A lei aprovada resultou de um trabalho na especialidade, no âmbito da Comissão de Assuntos Constitucionais, Direitos, Liberdades e Garantias, que congregou as propostas do Bloco de Esquerda e do Governo e incorporou ainda algumas das preocupações transmitidas durante as audições.

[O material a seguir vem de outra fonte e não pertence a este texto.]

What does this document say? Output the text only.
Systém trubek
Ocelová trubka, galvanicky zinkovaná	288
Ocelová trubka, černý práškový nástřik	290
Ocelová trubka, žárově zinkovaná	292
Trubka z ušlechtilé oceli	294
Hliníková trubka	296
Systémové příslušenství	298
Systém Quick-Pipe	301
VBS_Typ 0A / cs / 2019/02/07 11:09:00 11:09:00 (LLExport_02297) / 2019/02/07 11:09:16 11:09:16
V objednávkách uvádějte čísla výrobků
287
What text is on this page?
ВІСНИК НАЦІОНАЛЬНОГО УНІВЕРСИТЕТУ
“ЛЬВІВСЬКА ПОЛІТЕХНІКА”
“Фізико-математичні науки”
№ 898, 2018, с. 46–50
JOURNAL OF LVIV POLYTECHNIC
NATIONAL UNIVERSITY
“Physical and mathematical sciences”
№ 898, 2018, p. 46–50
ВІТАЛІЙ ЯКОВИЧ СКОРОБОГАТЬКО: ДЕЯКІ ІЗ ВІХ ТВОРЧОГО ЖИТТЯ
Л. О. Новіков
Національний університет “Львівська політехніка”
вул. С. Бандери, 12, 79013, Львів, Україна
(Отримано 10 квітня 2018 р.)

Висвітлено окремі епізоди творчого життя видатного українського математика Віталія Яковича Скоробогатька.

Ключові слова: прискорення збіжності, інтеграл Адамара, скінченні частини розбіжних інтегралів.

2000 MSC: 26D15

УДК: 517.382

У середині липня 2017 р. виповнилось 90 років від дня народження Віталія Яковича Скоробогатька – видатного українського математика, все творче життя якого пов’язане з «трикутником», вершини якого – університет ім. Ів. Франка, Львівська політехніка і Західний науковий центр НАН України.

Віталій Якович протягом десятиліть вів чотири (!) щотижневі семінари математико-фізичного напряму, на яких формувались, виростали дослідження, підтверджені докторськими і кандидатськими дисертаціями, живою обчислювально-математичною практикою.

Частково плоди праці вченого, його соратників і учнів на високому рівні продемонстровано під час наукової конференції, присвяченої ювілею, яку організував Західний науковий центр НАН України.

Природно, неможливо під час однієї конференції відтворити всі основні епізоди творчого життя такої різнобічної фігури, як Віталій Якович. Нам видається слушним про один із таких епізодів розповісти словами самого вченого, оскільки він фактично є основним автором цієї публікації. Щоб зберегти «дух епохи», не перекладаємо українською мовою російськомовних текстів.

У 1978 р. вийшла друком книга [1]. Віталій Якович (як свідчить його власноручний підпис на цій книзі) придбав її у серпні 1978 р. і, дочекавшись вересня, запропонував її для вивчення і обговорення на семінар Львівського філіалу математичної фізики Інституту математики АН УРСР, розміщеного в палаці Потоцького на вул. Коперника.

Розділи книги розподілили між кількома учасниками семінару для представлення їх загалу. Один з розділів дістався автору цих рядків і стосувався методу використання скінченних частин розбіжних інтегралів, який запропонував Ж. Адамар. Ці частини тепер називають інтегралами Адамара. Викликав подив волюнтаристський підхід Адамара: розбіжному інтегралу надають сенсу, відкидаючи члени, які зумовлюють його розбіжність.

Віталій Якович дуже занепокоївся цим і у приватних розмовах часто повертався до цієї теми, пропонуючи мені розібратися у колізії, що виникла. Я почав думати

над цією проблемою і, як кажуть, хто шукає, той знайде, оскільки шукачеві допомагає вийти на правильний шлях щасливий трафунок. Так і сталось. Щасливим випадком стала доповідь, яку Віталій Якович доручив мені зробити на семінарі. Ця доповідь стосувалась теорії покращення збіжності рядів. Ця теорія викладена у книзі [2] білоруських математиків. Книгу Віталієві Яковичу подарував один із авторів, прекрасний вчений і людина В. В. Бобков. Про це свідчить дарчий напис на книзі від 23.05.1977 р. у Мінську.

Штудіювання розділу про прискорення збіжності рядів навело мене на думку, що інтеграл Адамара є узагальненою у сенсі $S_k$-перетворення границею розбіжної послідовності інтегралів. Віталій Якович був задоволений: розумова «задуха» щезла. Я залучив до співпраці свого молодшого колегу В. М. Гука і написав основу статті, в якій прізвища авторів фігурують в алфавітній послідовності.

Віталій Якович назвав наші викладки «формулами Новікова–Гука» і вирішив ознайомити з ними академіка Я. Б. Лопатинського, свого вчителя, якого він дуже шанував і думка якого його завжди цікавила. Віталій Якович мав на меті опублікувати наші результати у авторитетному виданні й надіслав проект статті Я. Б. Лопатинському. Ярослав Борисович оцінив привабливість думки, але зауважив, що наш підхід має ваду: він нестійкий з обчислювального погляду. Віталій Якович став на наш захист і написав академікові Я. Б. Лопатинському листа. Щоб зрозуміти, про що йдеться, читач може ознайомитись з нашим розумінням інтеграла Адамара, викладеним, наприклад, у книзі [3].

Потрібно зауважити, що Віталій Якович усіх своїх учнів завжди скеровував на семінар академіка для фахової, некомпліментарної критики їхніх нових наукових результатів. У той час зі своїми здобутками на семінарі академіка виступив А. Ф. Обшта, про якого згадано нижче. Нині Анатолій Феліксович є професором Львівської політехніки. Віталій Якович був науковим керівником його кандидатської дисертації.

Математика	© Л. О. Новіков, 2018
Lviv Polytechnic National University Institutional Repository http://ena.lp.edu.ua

Na prática, simplificou-se a mudança de sexo no registo civil. Antes, o processo judicial para mudar o registo civil demorava em média entre dois a três anos. O combate contra a transfobia e a discriminação, esse mantém-se actual e continua.
Uniões de Facto: nova lei repõe justiça
O diploma que altera a lei das Uniões de Facto recebeu a assinatura de Cavaco Silva em Agosto. Tratou-se de um passo fundamental no sentido da igualdade de direitos para as pessoas que vivem em união de facto. Com as mudanças introduzidas com a nova lei, quem vive em união de facto passa a beneficiar de mais garantias, como o regime jurídico aplicável aos casados em matéria de férias, feriados, faltas e licenças.
Em matéria fiscal e de segurança social, o IRS será calculado nas mesmas condições aplicáveis aos sujeitos passivos casados e consagra-se o direito a uma protecção social na eventualidade de morte do beneficiário e a uma prestação por morte resultante de acidente de trabalho ou doença profissional. Em caso de morte de um membro da união de facto que seja proprietário da casa onde vivam, o elemento sobrevivo poderá permanecer durante cinco anos na casa ou em alternativa por “tempo igual ao da duração da união”, caso seja superior.
Fim da discriminação homofóbica nos dadores de sangue
O Parlamento aprovou em Abril passado uma resolução, proposta pelo Bloco de Esquerda, que recomenda ao Governo a adopção de medidas que visem combater a actual discriminação dos homossexuais e bissexuais nos serviços de recolha de sangue. O projecto de resolução mereceu os votos favoráveis das bancadas de Bloco, PCP, PS, PSD e do deputado João Rebelo do CDS-PP e a abstenção do CDS-PP e de Teresa Venda deputada independente do PS. A resolução aprovada visa eliminar as perguntas sobre a orientação sexual dos dadores, incluídas nos questionários das unidades e serviços dependentes do Instituto Português de Sangue (IPS).
Esta discriminação foi também sinalizada pela Comissão para a Cidadania e Igualdade de Género (CIG), que endereçou, em Agosto, um parecer ao IPS instando à supressão de questões daquele tipo. “O senhor presidente do Instituto Português do Sangue, deverá, tão rapidamente quanto possível, agir em conformidade”, reiterou Elza Pais, presidente da CIG.
Aumenta violência contra as Mulheres
A forma de violência contra as mulheres mais dramática, a violência doméstica, tem ganho cada vez mais expressividade em Portugal e este é um dos recuos mais significativos em termos de construção de um país mais igual e mais feminista. Segundo o Observatório de Mulheres Assassinadas (OMA) da UMAR, até Novembro de 2010, 39 mulheres foram assassinadas, mais dez do que em todo o ano de 2009. As tentativas de homicídio também subiram para 37, tendo sido 28 no ano anterior.
O relatório revela que 64 por cento do total das vítimas foram assassinadas às mãos daqueles com quem ainda mantinham uma relação, seguindo-se o grupo daqueles de quem elas já se tinham separado, ou mesmo obtido o divórcio (20 por cento). Da análise efectuada pelo OMA verifica-se que, na maioria das situações, existiam antecedentes relativamente ao crime de violência doméstica, registando-se mesmo processos-crime em curso.Em relação às tentativas de homicídio até agora identificadas, a relação é semelhante. A faixa etária onde este ano se registou maior número de homicídios (36%) foi no intervalo entre os 36 e 50 anos.
Face a estes números, torna-se obviamente urgente a necessidade de reforçar as medidas de polícia, avaliação de risco e aplicação de medidas de coação, no sentido de melhor preservar a segurança e protecção das vítimas (que são sempre na sua grande maioria mulheres), ou mesmo proceder à tipificação autónoma do crime de homicídio por violência de género, tal como defendeu este ano a UMAR.